In this post, I showed the basic integration of the Mllib library and Spark Streaming. They can work together without any major problems. However, I think that for more real words scenarios the approach presented here might be more useful and robust. But I need to investigate this:)

Resources

Miscellaneous

The information below is not related to the Spark itself but to its relation with knitr. You can safely skip this section if you don’t want to create blog posts containing Spark code using blogdown, knitr and zstatUtils.

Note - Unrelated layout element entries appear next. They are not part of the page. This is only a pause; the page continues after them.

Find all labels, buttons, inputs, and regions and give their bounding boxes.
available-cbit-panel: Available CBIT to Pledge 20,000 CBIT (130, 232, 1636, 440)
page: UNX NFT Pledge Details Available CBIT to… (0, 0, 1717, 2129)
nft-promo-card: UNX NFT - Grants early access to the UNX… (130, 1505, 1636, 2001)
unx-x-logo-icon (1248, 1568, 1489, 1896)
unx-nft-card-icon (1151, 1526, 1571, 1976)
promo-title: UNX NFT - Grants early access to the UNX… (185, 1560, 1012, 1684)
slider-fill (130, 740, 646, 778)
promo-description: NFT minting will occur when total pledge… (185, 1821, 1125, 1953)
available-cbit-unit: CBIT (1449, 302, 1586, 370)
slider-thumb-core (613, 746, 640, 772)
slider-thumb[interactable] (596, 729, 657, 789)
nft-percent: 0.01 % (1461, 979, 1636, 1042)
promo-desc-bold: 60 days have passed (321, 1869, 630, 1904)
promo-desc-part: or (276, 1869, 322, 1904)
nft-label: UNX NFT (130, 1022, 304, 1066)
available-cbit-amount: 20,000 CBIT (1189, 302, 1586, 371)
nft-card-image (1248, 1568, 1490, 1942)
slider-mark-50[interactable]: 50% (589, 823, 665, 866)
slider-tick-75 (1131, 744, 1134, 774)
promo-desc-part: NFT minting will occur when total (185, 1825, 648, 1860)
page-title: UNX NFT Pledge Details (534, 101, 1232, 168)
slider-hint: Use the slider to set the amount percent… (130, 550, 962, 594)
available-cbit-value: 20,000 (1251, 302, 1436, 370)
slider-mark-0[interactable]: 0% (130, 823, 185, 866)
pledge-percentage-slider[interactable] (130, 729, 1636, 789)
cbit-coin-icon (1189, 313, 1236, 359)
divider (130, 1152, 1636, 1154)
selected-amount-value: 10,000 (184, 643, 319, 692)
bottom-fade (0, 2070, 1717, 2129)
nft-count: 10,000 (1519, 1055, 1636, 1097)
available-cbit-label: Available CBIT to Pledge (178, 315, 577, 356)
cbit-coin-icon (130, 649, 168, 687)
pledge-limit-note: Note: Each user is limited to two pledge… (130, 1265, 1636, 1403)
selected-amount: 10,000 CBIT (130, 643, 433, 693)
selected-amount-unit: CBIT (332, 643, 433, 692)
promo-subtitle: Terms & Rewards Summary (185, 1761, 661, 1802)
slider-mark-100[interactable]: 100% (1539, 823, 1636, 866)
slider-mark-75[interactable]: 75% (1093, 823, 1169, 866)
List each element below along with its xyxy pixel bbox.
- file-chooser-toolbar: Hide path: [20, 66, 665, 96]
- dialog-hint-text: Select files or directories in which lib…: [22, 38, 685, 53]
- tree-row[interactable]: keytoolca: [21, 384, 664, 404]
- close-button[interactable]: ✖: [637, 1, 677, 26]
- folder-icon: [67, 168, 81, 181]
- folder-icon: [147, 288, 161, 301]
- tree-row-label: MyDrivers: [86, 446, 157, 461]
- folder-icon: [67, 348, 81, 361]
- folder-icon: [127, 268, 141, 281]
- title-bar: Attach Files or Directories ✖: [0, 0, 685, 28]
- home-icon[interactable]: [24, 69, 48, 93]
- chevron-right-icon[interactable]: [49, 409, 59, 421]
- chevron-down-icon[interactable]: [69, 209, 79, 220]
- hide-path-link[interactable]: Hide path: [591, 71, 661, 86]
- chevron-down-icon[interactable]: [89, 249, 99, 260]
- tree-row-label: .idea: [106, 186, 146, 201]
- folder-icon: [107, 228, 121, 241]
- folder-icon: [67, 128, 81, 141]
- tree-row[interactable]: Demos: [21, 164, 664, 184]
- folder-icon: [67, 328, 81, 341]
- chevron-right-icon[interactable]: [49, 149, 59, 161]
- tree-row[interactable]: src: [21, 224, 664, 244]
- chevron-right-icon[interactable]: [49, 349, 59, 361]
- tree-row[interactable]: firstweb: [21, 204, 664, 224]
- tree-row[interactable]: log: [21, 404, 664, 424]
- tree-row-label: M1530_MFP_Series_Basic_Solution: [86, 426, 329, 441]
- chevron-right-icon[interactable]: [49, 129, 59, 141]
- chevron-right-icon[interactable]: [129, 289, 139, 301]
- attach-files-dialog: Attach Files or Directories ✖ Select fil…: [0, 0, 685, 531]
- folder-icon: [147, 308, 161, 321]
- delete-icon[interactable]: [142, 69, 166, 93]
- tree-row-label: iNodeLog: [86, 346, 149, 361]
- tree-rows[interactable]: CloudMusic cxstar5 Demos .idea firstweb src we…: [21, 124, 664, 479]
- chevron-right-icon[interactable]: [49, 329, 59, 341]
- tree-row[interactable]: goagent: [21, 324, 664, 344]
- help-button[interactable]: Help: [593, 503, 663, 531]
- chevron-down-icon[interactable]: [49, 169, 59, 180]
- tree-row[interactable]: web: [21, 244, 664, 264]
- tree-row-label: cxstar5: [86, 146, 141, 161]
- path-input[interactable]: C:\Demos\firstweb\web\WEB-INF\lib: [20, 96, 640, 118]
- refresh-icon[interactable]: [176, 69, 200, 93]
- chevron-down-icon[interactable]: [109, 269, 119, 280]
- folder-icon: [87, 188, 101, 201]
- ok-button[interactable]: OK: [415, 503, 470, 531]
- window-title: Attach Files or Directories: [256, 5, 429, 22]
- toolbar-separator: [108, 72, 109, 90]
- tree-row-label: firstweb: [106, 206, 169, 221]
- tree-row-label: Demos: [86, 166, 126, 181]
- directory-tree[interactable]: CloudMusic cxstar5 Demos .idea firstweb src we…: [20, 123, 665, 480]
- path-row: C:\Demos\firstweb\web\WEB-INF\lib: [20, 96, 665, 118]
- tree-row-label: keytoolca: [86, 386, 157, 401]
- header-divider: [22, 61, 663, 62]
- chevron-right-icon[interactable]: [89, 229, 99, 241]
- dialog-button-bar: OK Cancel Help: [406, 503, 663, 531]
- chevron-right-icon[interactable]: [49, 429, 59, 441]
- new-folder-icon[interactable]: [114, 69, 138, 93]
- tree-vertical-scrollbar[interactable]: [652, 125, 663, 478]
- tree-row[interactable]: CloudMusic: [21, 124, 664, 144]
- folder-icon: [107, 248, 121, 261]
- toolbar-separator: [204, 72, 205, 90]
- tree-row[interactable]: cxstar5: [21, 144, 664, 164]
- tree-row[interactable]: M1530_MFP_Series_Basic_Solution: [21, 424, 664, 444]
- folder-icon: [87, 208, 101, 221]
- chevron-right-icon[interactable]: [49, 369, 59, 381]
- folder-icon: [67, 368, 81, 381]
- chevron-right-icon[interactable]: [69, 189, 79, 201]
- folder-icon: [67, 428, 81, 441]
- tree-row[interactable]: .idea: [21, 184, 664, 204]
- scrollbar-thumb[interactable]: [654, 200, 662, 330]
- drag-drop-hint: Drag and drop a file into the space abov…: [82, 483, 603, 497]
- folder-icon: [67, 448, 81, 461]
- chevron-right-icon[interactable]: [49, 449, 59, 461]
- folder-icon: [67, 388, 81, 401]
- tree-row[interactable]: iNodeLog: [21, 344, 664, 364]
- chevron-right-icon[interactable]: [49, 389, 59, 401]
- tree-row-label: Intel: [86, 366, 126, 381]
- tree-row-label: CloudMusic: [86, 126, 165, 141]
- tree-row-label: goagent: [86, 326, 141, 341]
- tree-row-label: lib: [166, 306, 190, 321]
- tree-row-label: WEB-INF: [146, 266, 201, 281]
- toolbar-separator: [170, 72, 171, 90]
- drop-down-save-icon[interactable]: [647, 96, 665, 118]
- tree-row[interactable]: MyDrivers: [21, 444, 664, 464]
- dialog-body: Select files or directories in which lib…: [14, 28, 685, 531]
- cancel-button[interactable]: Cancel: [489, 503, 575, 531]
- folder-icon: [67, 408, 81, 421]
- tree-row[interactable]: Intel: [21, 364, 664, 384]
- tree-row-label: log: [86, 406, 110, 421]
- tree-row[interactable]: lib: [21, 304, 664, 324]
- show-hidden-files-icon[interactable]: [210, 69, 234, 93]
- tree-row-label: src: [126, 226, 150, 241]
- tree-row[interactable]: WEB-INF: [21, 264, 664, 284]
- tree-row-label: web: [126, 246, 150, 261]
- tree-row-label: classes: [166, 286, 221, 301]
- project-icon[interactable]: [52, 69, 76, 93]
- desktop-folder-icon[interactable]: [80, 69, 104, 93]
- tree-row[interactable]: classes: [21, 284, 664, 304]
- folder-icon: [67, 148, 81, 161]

It seems that when the chunk containing the Spark Streaming context finishes its work, the Spark Session still has some job to do, but the control is returned to the knitr. It may cause that the chunk will finish, but in the background, Spark will still be producing output. I don’t know how to solve this problem programmatically because ssc.awaitTerminationOrTimeout(timeout) does not work. However, using Sys.sleep(some_time) on the R side, and then reevaluation the scala engine to gather the output works pretty well, so I added a parameter waitForResult=seconds to the Scala’s chunks, which determines the time given to Spark to finish their job. In my case, 10 seconds works pretty well.